Targets ménage deux récits parallèles : celui d’une star vieillissante devisant sur ce lieu commun des gouffres entre l’apparat et la réalité, et le parcours d’un bon fils de famille, sorte de clone inquiétant de Matt Damon, s’initiant au rôle de sniper fou, posture désormais tristement connue aux Etats-Unis.
La démonstration se fait sans ambages (au risque d’une certaine saturation) : les écrans sont partout, les médias omniprésents, voix-off de la radio, téléviseurs, cinéma, talk show ; ce qui reste du réel est une famille trop parfaite pour être honnête, et qu’on sacrifiera, et à l’autre bout du spectre, un petit monde occupé à alimenter cette illusion dans la grande usine à rêve hollywoodienne.
L’atmosphère noire renvoie à des petites pépites brutes comme The Offence de Lumet ou That Cold Day in the Park d’Altman, premiers échos du Nouvel Hollywood, où l’on décape le vernis pour y fouiller dans les zones d’ombre.

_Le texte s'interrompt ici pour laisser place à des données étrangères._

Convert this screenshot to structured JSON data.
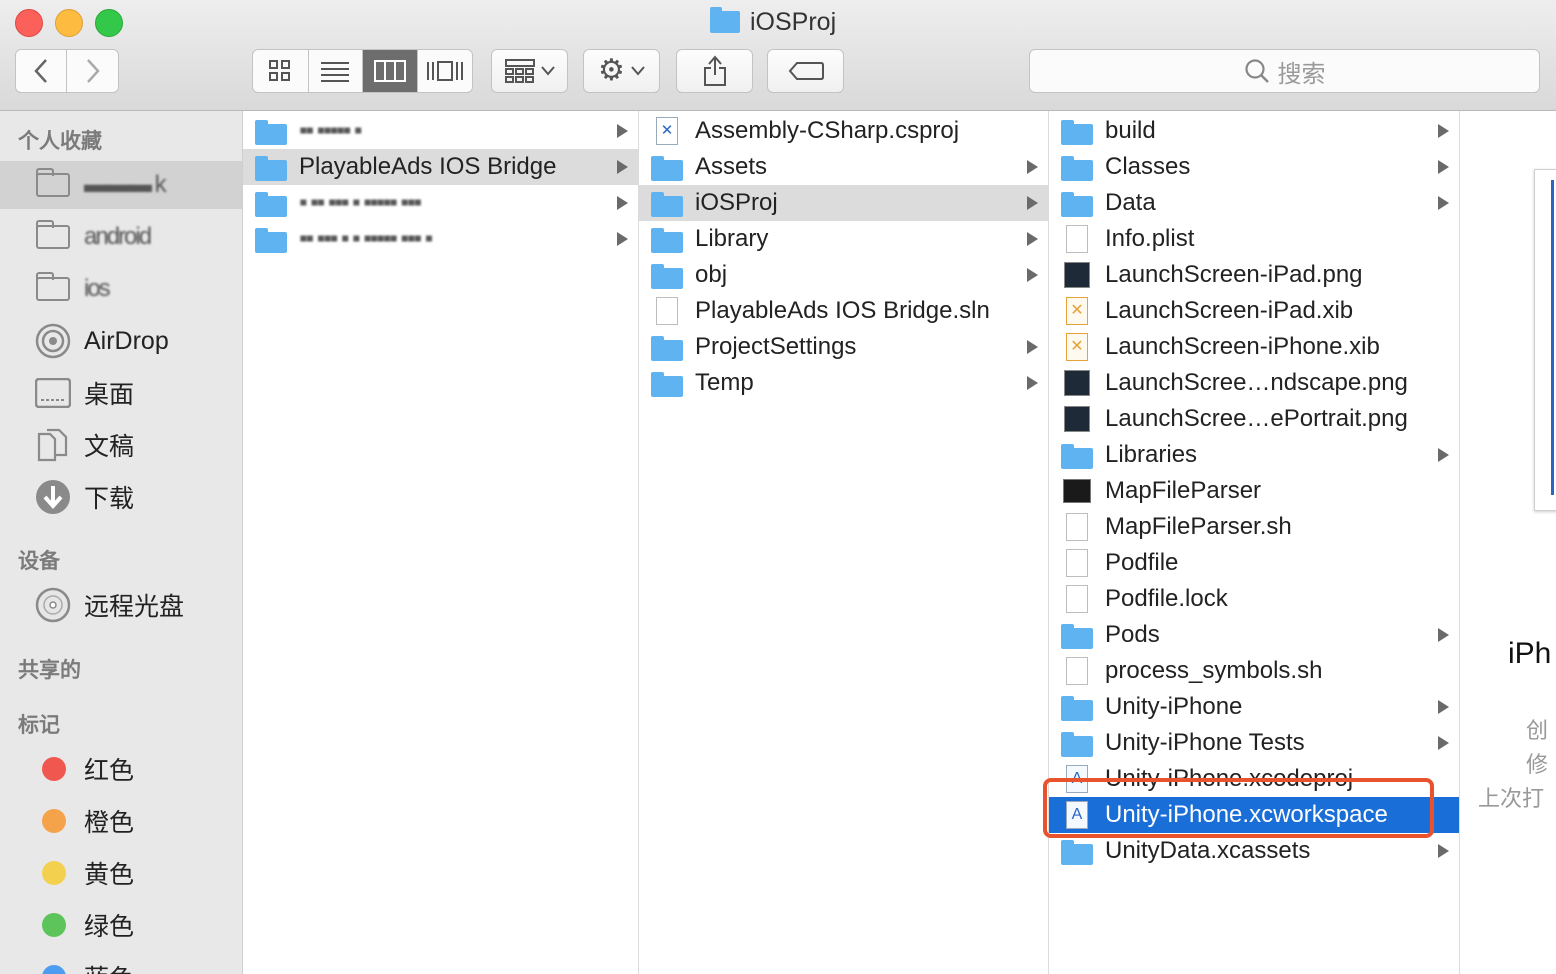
{
  "window": {
    "title": "iOSProj"
  },
  "toolbar": {
    "back_icon": "chevron-left-icon",
    "forward_icon": "chevron-right-icon",
    "view_modes": [
      "icon-view",
      "list-view",
      "column-view",
      "coverflow-view"
    ],
    "active_view": "column-view",
    "search_placeholder": "搜索"
  },
  "sidebar": {
    "sections": [
      {
        "title": "个人收藏",
        "items": [
          {
            "label": "▬▬▬ k",
            "icon": "folder-icon",
            "blurred": true,
            "selected": true
          },
          {
            "label": "android",
            "icon": "folder-icon",
            "blurred": true
          },
          {
            "label": "ios",
            "icon": "folder-icon",
            "blurred": true
          },
          {
            "label": "AirDrop",
            "icon": "airdrop-icon"
          },
          {
            "label": "桌面",
            "icon": "desktop-icon"
          },
          {
            "label": "文稿",
            "icon": "documents-icon"
          },
          {
            "label": "下载",
            "icon": "downloads-icon"
          }
        ]
      },
      {
        "title": "设备",
        "items": [
          {
            "label": "远程光盘",
            "icon": "disc-icon"
          }
        ]
      },
      {
        "title": "共享的",
        "items": []
      },
      {
        "title": "标记",
        "items": [
          {
            "label": "红色",
            "color": "#f0574f"
          },
          {
            "label": "橙色",
            "color": "#f5a34a"
          },
          {
            "label": "黄色",
            "color": "#f4d04f"
          },
          {
            "label": "绿色",
            "color": "#5cc45a"
          },
          {
            "label": "蓝色",
            "color": "#4c9df0"
          }
        ]
      }
    ]
  },
  "columns": [
    {
      "rows": [
        {
          "label": "▪▪ ▪▪▪▪▪ ▪",
          "type": "folder",
          "arrow": true,
          "blurred": true
        },
        {
          "label": "PlayableAds IOS Bridge",
          "type": "folder",
          "arrow": true,
          "selected": "gray"
        },
        {
          "label": "▪ ▪▪ ▪▪▪ ▪ ▪▪▪▪▪ ▪▪▪",
          "type": "folder",
          "arrow": true,
          "blurred": true
        },
        {
          "label": "▪▪ ▪▪▪ ▪ ▪ ▪▪▪▪▪ ▪▪▪ ▪",
          "type": "folder",
          "arrow": true,
          "blurred": true
        }
      ]
    },
    {
      "rows": [
        {
          "label": "Assembly-CSharp.csproj",
          "type": "csproj",
          "arrow": false
        },
        {
          "label": "Assets",
          "type": "folder",
          "arrow": true
        },
        {
          "label": "iOSProj",
          "type": "folder",
          "arrow": true,
          "selected": "gray"
        },
        {
          "label": "Library",
          "type": "folder",
          "arrow": true
        },
        {
          "label": "obj",
          "type": "folder",
          "arrow": true
        },
        {
          "label": "PlayableAds IOS Bridge.sln",
          "type": "doc",
          "arrow": false
        },
        {
          "label": "ProjectSettings",
          "type": "folder",
          "arrow": true
        },
        {
          "label": "Temp",
          "type": "folder",
          "arrow": true
        }
      ]
    },
    {
      "rows": [
        {
          "label": "build",
          "type": "folder",
          "arrow": true
        },
        {
          "label": "Classes",
          "type": "folder",
          "arrow": true
        },
        {
          "label": "Data",
          "type": "folder",
          "arrow": true
        },
        {
          "label": "Info.plist",
          "type": "doc",
          "arrow": false
        },
        {
          "label": "LaunchScreen-iPad.png",
          "type": "image",
          "arrow": false
        },
        {
          "label": "LaunchScreen-iPad.xib",
          "type": "xib",
          "arrow": false
        },
        {
          "label": "LaunchScreen-iPhone.xib",
          "type": "xib",
          "arrow": false
        },
        {
          "label": "LaunchScree…ndscape.png",
          "type": "image",
          "arrow": false
        },
        {
          "label": "LaunchScree…ePortrait.png",
          "type": "image",
          "arrow": false
        },
        {
          "label": "Libraries",
          "type": "folder",
          "arrow": true
        },
        {
          "label": "MapFileParser",
          "type": "exec",
          "arrow": false
        },
        {
          "label": "MapFileParser.sh",
          "type": "doc",
          "arrow": false
        },
        {
          "label": "Podfile",
          "type": "doc",
          "arrow": false
        },
        {
          "label": "Podfile.lock",
          "type": "doc",
          "arrow": false
        },
        {
          "label": "Pods",
          "type": "folder",
          "arrow": true
        },
        {
          "label": "process_symbols.sh",
          "type": "doc",
          "arrow": false
        },
        {
          "label": "Unity-iPhone",
          "type": "folder",
          "arrow": true
        },
        {
          "label": "Unity-iPhone Tests",
          "type": "folder",
          "arrow": true
        },
        {
          "label": "Unity-iPhone.xcodeproj",
          "type": "xcode",
          "arrow": false
        },
        {
          "label": "Unity-iPhone.xcworkspace",
          "type": "xcode",
          "arrow": false,
          "selected": "blue"
        },
        {
          "label": "UnityData.xcassets",
          "type": "folder",
          "arrow": true
        }
      ]
    }
  ],
  "preview": {
    "name_fragment": "iPh",
    "meta_fragments": [
      "创",
      "修",
      "上次打"
    ]
  }
}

Si les parties dévolues à l’acteur vieillissant peuvent sembler un peu longues, la progression vers la folie du sniper occasionne une traversée du paysage urbain superbement cadrée. A l’intimité retorse du massacre familial succède une séquence de tirs hasardeux depuis un réservoir sur la freeway qui cite explicitement l’un des grands films ayant fait basculer Hollywood vers sa nouvelle ère : le documentaire de Zapruder sur l’assassinat de JFK.
Le final, lui aussi un brin didactique dans sa mise en abyme, répond à l’ouverture qui se faisait sur la fin d’une projection : il s’agit désormais de projeter un film dans un drive-in, et de faire venir le comédien qui sera donc à la fois à l’écran et parmi les spectateurs, dont on commence par établir une sorte de panorama sociologique. Les identifier, c’est aussi l’occasion pour le tireur de définir ses cibles, crevant au sens propre du terme l’écran pour faire advenir l’horreur dans le réel. Bogdanovich le souligne à plusieurs reprises, l’horreur baroque des films de série Z est bien plus séduisante que celle des faits divers dans cette société qui engendre des monstres.
Le montage, de plus en plus rapide, alterne jusqu’au vertige les allées et venues entre les deux mondes, le virtuel et le réel, jusqu’aux décharges sacrificielles.
Au-delà de la thèse et du jeu de massacre, c’est par son épilogue que Targets marque : de la même façon qu’il insistait jusqu’au malaise sur la façade trop brillante de la famille américaine, ce plan final sur le parking déserté du Drive-in est à lui seul une démonstration frappante de l’inconscience avec laquelle le monde se déshumanise : par le vide.